What do Security Reports show?
Security Reports quickly give you the big picture on your application's security, with breakdowns of just where you stand in regard to each of the OWASP Top 10, and SANS Top 25 categories, and CWE-specific details.
The Security Reports are fed by the analyzers, which rely on the rules activated in your quality profiles to raise security issues. If there are no rules corresponding to a given OWASP category activated in your Quality Profile, you will get no issues linked to that specific category and the rating displayed will be A. That won't mean you are safe for that category, but that you need to activate more rules (assuming some exist).
What's the difference between a Security Hotspot and a Vulnerability?
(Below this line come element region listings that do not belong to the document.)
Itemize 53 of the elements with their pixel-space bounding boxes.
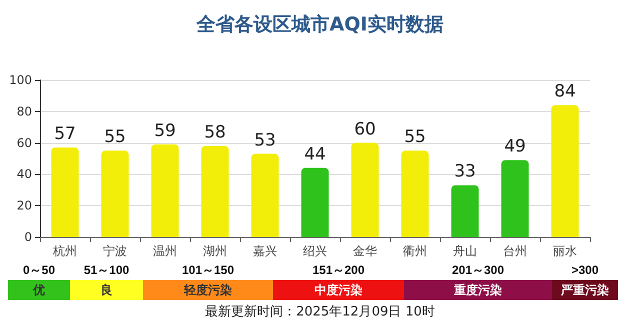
text: 中度污染: [314, 283, 362, 297]
text: 201～300: [452, 263, 504, 277]
text: 严重污染: [560, 283, 609, 297]
text: 良: [100, 283, 112, 297]
text: >300: [571, 263, 599, 277]
bar: [201, 146, 229, 237]
text: 101～150: [182, 263, 234, 277]
chart-title: 全省各设区城市AQI实时数据: [196, 14, 444, 36]
bar: [551, 105, 579, 237]
data-label: 44: [304, 144, 326, 164]
text: 重度污染: [453, 283, 502, 297]
bar: [151, 144, 179, 237]
y-tick-label: 60: [16, 136, 32, 150]
x-tick-label: 湖州: [203, 244, 227, 258]
text: 151～200: [312, 263, 365, 277]
x-tick-label: 绍兴: [303, 244, 327, 258]
x-tick-label: 杭州: [52, 244, 77, 258]
bar: [251, 154, 279, 237]
y-tick-label: 0: [24, 230, 32, 244]
x-tick-label: 丽水: [553, 244, 577, 258]
bar: [51, 148, 79, 237]
x-tick-label: 台州: [503, 244, 527, 258]
y-tick-label: 100: [9, 73, 32, 87]
bar: [101, 150, 129, 237]
text: 优: [32, 283, 45, 297]
text: 最新更新时间：2025年12月09日 10时: [205, 304, 435, 320]
bar: [451, 185, 479, 237]
x-tick-label: 嘉兴: [253, 244, 277, 258]
data-label: 84: [554, 82, 576, 102]
data-label: 49: [504, 136, 526, 157]
data-label: 58: [204, 122, 226, 142]
y-tick-label: 80: [16, 104, 32, 118]
y-tick-label: 40: [16, 167, 32, 182]
data-label: 33: [454, 162, 476, 182]
data-label: 53: [254, 130, 276, 150]
x-tick-label: 金华: [353, 244, 377, 258]
x-tick-label: 温州: [153, 244, 177, 258]
data-label: 57: [54, 124, 76, 144]
x-tick-label: 宁波: [103, 244, 127, 258]
text: 51～100: [84, 263, 130, 277]
data-label: 60: [354, 119, 376, 140]
bar: [501, 160, 529, 237]
bar: [301, 168, 329, 237]
text: 0～50: [22, 263, 56, 277]
data-label: 55: [404, 127, 426, 148]
data-label: 55: [104, 127, 126, 148]
x-tick-label: 衢州: [403, 244, 427, 258]
text: 轻度污染: [183, 283, 232, 297]
y-tick-label: 20: [16, 198, 32, 213]
x-tick-label: 舟山: [453, 244, 477, 258]
bar: [401, 150, 429, 237]
data-label: 59: [154, 120, 176, 141]
bar: [351, 142, 379, 237]
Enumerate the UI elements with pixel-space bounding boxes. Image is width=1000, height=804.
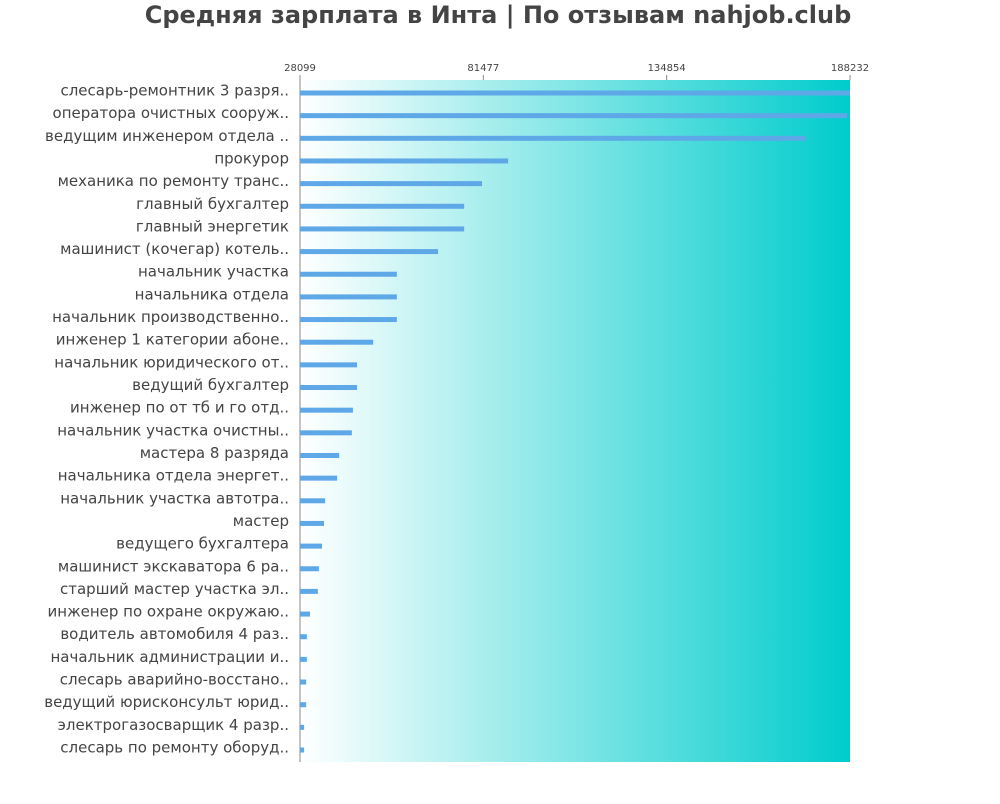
y-tick-label: главный энергетик	[136, 217, 289, 235]
bar	[300, 271, 397, 277]
bar	[300, 249, 439, 255]
bar	[300, 113, 847, 119]
bar	[300, 679, 307, 685]
y-tick-label: начальник производственно..	[52, 308, 289, 326]
y-tick-label: начальник администрации и..	[50, 648, 289, 666]
bar	[300, 747, 305, 753]
y-tick-label: инженер 1 категории абоне..	[56, 331, 289, 349]
y-tick-label: инженер по охране окружаю..	[48, 603, 289, 621]
bar	[300, 362, 358, 368]
bar	[300, 543, 322, 549]
bar	[300, 90, 850, 96]
y-tick-label: механика по ремонту транс..	[58, 172, 289, 190]
bar	[300, 385, 358, 391]
y-tick-label: инженер по от тб и го отд..	[70, 399, 289, 417]
y-tick-label: старший мастер участка эл..	[60, 580, 289, 598]
bar	[300, 611, 310, 617]
x-tick-label: 28099	[284, 63, 316, 74]
bar	[300, 498, 326, 504]
y-tick-label: прокурор	[214, 149, 289, 167]
y-tick-label: оператора очистных сооруж..	[53, 104, 289, 122]
bar	[300, 407, 353, 413]
bar	[300, 656, 307, 662]
y-tick-label: слесарь аварийно-восстано..	[60, 671, 289, 689]
y-tick-label: ведущего бухгалтера	[116, 535, 289, 553]
y-tick-label: начальник юридического от..	[54, 353, 289, 371]
y-tick-label: мастер	[233, 512, 289, 530]
bar	[300, 520, 325, 526]
bar	[300, 294, 397, 300]
y-tick-label: ведущий юрисконсульт юрид..	[44, 693, 289, 711]
bar	[300, 203, 465, 209]
bar	[300, 181, 483, 187]
bar	[300, 475, 338, 481]
bar	[300, 724, 305, 730]
bar	[300, 158, 509, 164]
y-tick-label: ведущий бухгалтер	[132, 376, 289, 394]
bar	[300, 452, 340, 458]
y-tick-label: водитель автомобиля 4 раз..	[60, 625, 289, 643]
bar	[300, 430, 352, 436]
x-tick-label: 188232	[831, 63, 869, 74]
y-tick-label: начальник участка автотра..	[60, 489, 289, 507]
bar	[300, 226, 465, 232]
bar	[300, 702, 307, 708]
y-tick-label: машинист экскаватора 6 ра..	[58, 557, 289, 575]
bar	[300, 634, 307, 640]
bar	[300, 588, 318, 594]
bar	[300, 339, 374, 345]
y-tick-label: начальника отдела энергет..	[58, 467, 289, 485]
bar	[300, 317, 397, 323]
bar	[300, 566, 319, 572]
y-tick-label: начальник участка	[138, 263, 289, 281]
y-tick-label: слесарь-ремонтник 3 разря..	[60, 82, 289, 100]
y-tick-label: машинист (кочегар) котель..	[60, 240, 289, 258]
plot-background	[300, 80, 850, 762]
y-tick-label: главный бухгалтер	[136, 195, 289, 213]
y-tick-label: ведущим инженером отдела ..	[45, 127, 289, 145]
y-tick-label: мастера 8 разряда	[140, 444, 289, 462]
bar	[300, 135, 805, 141]
y-tick-label: электрогазосварщик 4 разр..	[58, 716, 289, 734]
x-tick-label: 81477	[467, 63, 499, 74]
x-tick-label: 134854	[648, 63, 686, 74]
y-tick-label: слесарь по ремонту оборуд..	[60, 739, 289, 757]
y-tick-label: начальника отдела	[135, 285, 289, 303]
chart-title: Средняя зарплата в Инта | По отзывам nah…	[145, 1, 852, 29]
y-tick-label: начальник участка очистны..	[57, 421, 289, 439]
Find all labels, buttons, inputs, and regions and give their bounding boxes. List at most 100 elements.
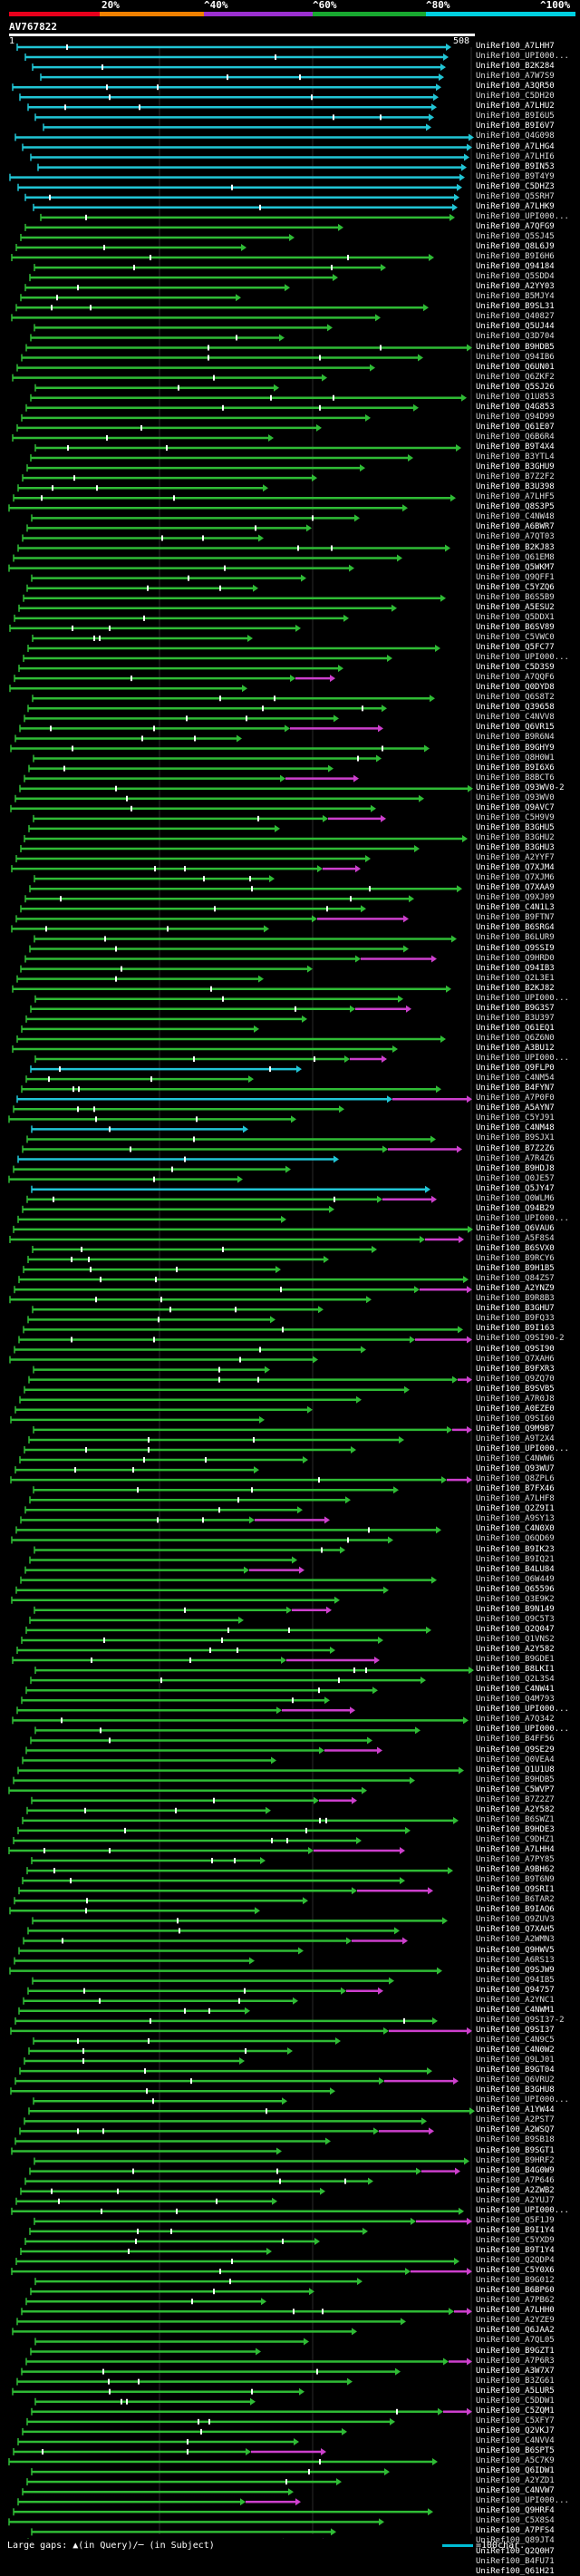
hit-label[interactable]: UniRef100_B3GHU9 — [476, 462, 555, 472]
hit-label[interactable]: UniRef100_Q7XAH6 — [476, 1354, 555, 1364]
hit-label[interactable]: UniRef100_C5WVP7 — [476, 1784, 555, 1794]
hit-label[interactable]: UniRef100_Q6Z6N0 — [476, 1033, 555, 1043]
hit-label[interactable]: UniRef100_B7Z2Z6 — [476, 1143, 555, 1153]
hit-label[interactable]: UniRef100_Q9HWV5 — [476, 1945, 555, 1955]
hit-label[interactable]: UniRef100_A7PB62 — [476, 2296, 555, 2306]
hit-label[interactable]: UniRef100_A7W7S9 — [476, 72, 555, 82]
hit-label[interactable]: UniRef100_C5DH20 — [476, 92, 555, 102]
hit-label[interactable]: UniRef100_B9GT04 — [476, 2066, 555, 2075]
hit-label[interactable]: UniRef100_B3U398 — [476, 482, 555, 492]
hit-label[interactable]: UniRef100_A0EZE0 — [476, 1404, 555, 1414]
hit-label[interactable]: UniRef100_A2YZE9 — [476, 2316, 555, 2326]
hit-label[interactable]: UniRef100_B9I6X6 — [476, 763, 555, 773]
hit-label[interactable]: UniRef100_Q3E9K2 — [476, 1594, 555, 1604]
hit-label[interactable]: UniRef100_A7P0F0 — [476, 1094, 555, 1103]
hit-label[interactable]: UniRef100_Q6QD69 — [476, 1534, 555, 1544]
hit-label[interactable]: UniRef100_Q61EQ1 — [476, 1023, 555, 1033]
hit-label[interactable]: UniRef100_B4FU71 — [476, 2556, 555, 2566]
hit-label[interactable]: UniRef100_A2YNZ9 — [476, 1284, 555, 1294]
hit-label[interactable]: UniRef100_Q9SI90-2 — [476, 1334, 565, 1344]
hit-label[interactable]: UniRef100_B9SVB5 — [476, 1384, 555, 1394]
hit-label[interactable]: UniRef100_Q2L3E1 — [476, 973, 555, 983]
hit-label[interactable]: UniRef100_A7Q342 — [476, 1715, 555, 1725]
hit-label[interactable]: UniRef100_A2WSQ7 — [476, 2125, 555, 2135]
hit-label[interactable]: UniRef100_Q5F1J9 — [476, 2215, 555, 2225]
hit-label[interactable]: UniRef100_UPI000... — [476, 1444, 569, 1453]
hit-label[interactable]: UniRef100_B9N149 — [476, 1604, 555, 1614]
hit-label[interactable]: UniRef100_B9IQ21 — [476, 1554, 555, 1564]
hit-label[interactable]: UniRef100_B9SB18 — [476, 2135, 555, 2145]
hit-label[interactable]: UniRef100_A7LHU2 — [476, 102, 555, 112]
hit-label[interactable]: UniRef100_Q9SI90 — [476, 1344, 555, 1354]
hit-label[interactable]: UniRef100_B9IAQ6 — [476, 1905, 555, 1915]
hit-label[interactable]: UniRef100_B9H1B5 — [476, 1264, 555, 1274]
hit-label[interactable]: UniRef100_Q6IDW1 — [476, 2466, 555, 2476]
hit-label[interactable]: UniRef100_C5ZQM1 — [476, 2406, 555, 2416]
hit-label[interactable]: UniRef100_B9RCY6 — [476, 1254, 555, 1264]
hit-label[interactable]: UniRef100_C4NWW6 — [476, 1454, 555, 1464]
hit-label[interactable]: UniRef100_B9T6N9 — [476, 1875, 555, 1885]
hit-label[interactable]: UniRef100_C5YJ91 — [476, 1113, 555, 1123]
hit-label[interactable]: UniRef100_B4FYN7 — [476, 1084, 555, 1094]
hit-label[interactable]: UniRef100_C5X8S4 — [476, 2516, 555, 2526]
hit-label[interactable]: UniRef100_B9I1Y4 — [476, 2225, 555, 2235]
hit-label[interactable]: UniRef100_B9GZT1 — [476, 2346, 555, 2356]
hit-label[interactable]: UniRef100_Q94IB6 — [476, 352, 555, 362]
hit-label[interactable]: UniRef100_Q2Z9I1 — [476, 1504, 555, 1514]
hit-label[interactable]: UniRef100_Q2Q047 — [476, 1624, 555, 1634]
hit-label[interactable]: UniRef100_Q3D704 — [476, 332, 555, 342]
hit-label[interactable]: UniRef100_A5F8S4 — [476, 1233, 555, 1243]
hit-label[interactable]: UniRef100_A7PY85 — [476, 1855, 555, 1865]
hit-label[interactable]: UniRef100_Q9XJ09 — [476, 893, 555, 903]
hit-label[interactable]: UniRef100_UPI000... — [476, 653, 569, 663]
hit-label[interactable]: UniRef100_B6TAR2 — [476, 1895, 555, 1905]
hit-label[interactable]: UniRef100_A7LHH4 — [476, 1845, 555, 1854]
hit-label[interactable]: UniRef100_Q4M793 — [476, 1695, 555, 1705]
hit-label[interactable]: UniRef100_Q9SI37-2 — [476, 2015, 565, 2025]
hit-label[interactable]: UniRef100_C5H9V9 — [476, 812, 555, 822]
hit-label[interactable]: UniRef100_B6SRG4 — [476, 923, 555, 933]
hit-label[interactable]: UniRef100_Q93WV0-2 — [476, 783, 565, 792]
hit-label[interactable]: UniRef100_C4NVW7 — [476, 2486, 555, 2496]
hit-label[interactable]: UniRef100_C4NW41 — [476, 1685, 555, 1695]
hit-label[interactable]: UniRef100_B7Z2F2 — [476, 472, 555, 482]
hit-label[interactable]: UniRef100_B3GHU5 — [476, 822, 555, 832]
hit-label[interactable]: UniRef100_B3ZG61 — [476, 2376, 555, 2386]
hit-label[interactable]: UniRef100_C4N9C5 — [476, 2035, 555, 2045]
hit-label[interactable]: UniRef100_Q61EM8 — [476, 552, 555, 562]
hit-label[interactable]: UniRef100_Q93WU7 — [476, 1464, 555, 1474]
hit-label[interactable]: UniRef100_A6RS13 — [476, 1955, 555, 1965]
hit-label[interactable]: UniRef100_Q7XAH5 — [476, 1925, 555, 1935]
hit-label[interactable]: UniRef100_A9SY13 — [476, 1514, 555, 1524]
hit-label[interactable]: UniRef100_B9IN53 — [476, 161, 555, 171]
hit-label[interactable]: UniRef100_B9I6V7 — [476, 122, 555, 131]
hit-label[interactable]: UniRef100_C9DHZ1 — [476, 1834, 555, 1844]
hit-label[interactable]: UniRef100_C5Y0X6 — [476, 2266, 555, 2276]
hit-label[interactable]: UniRef100_B3GHU7 — [476, 1304, 555, 1314]
hit-label[interactable]: UniRef100_Q6UN01 — [476, 362, 555, 372]
hit-label[interactable]: UniRef100_UPI000... — [476, 2095, 569, 2105]
hit-label[interactable]: UniRef100_A7R0J8 — [476, 1394, 555, 1404]
hit-label[interactable]: UniRef100_C5VWC0 — [476, 632, 555, 642]
hit-label[interactable]: UniRef100_Q0VEA4 — [476, 1755, 555, 1764]
hit-label[interactable]: UniRef100_UPI000... — [476, 1705, 569, 1715]
hit-label[interactable]: UniRef100_Q9SI37 — [476, 2025, 555, 2035]
hit-label[interactable]: UniRef100_B9T4Y9 — [476, 171, 555, 181]
hit-label[interactable]: UniRef100_B9HDE3 — [476, 1824, 555, 1834]
hit-label[interactable]: UniRef100_Q6VAU6 — [476, 1223, 555, 1233]
hit-label[interactable]: UniRef100_UPI000... — [476, 1725, 569, 1735]
hit-label[interactable]: UniRef100_Q84ZS7 — [476, 1274, 555, 1284]
hit-label[interactable]: UniRef100_Q4G853 — [476, 402, 555, 412]
hit-label[interactable]: UniRef100_Q5SJ26 — [476, 382, 555, 392]
hit-label[interactable]: UniRef100_B9HDB5 — [476, 1774, 555, 1784]
hit-label[interactable]: UniRef100_Q40827 — [476, 312, 555, 322]
hit-label[interactable]: UniRef100_C4NVV4 — [476, 2435, 555, 2445]
hit-label[interactable]: UniRef100_B6SWZ1 — [476, 1814, 555, 1824]
hit-label[interactable]: UniRef100_Q2VKJ7 — [476, 2425, 555, 2435]
hit-label[interactable]: UniRef100_A7LHI6 — [476, 151, 555, 161]
hit-label[interactable]: UniRef100_Q9M9B7 — [476, 1424, 555, 1434]
hit-label[interactable]: UniRef100_Q6VRU2 — [476, 2075, 555, 2085]
hit-label[interactable]: UniRef100_Q7XAA9 — [476, 883, 555, 893]
hit-label[interactable]: UniRef100_Q8L6J9 — [476, 242, 555, 251]
hit-label[interactable]: UniRef100_Q65596 — [476, 1584, 555, 1594]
Vulnerabilities are points in the code which are open to attack. Security Hotspots highlight security-sensitive pieces of code that need to be manually reviewed to ensure the sensitive piece of code is being used in the safest manner. Security hotspots also help educate developers on security issues.
For more details, see Security Hotspots
Why are some Security Hotspot and Vulnerability rules very similar?
They are overlapping on purpose. The Security Hotspot rule is supposed to include all matches of the Vulnerability rules, and cases where the taint analysis engine is not able to detect vulnerabilities. For example, switching from one language to another (XML, JNI, etc...) or using some third party libraries will prevent the taint analysis from finding vulnerabilities. A Vulnerability rule highlights security threats only when it has a high level of confidence, which means that it will always miss some of them. Whereas a Security Hotspot rule guides secure code reviews by showing code where those issues might lurk, even if it could not detect any vulnerability.
Why don't I see any Vulnerabilities or Security Hotspots?
You might not see any Vulnerabilities or Security Hotspots for the following reasons:
- You don't have any because the code has been written without using any security-sensitive API.
- Vulnerability or Security Hotspot rules are available but not activated in your Quality Profile so no Security Hotspots or Vulnerabilities are raised.
- The analyzer for your language might only currently offer a few rules and won't raise any or only a small number of Vulnerabilities or Security Hotspots.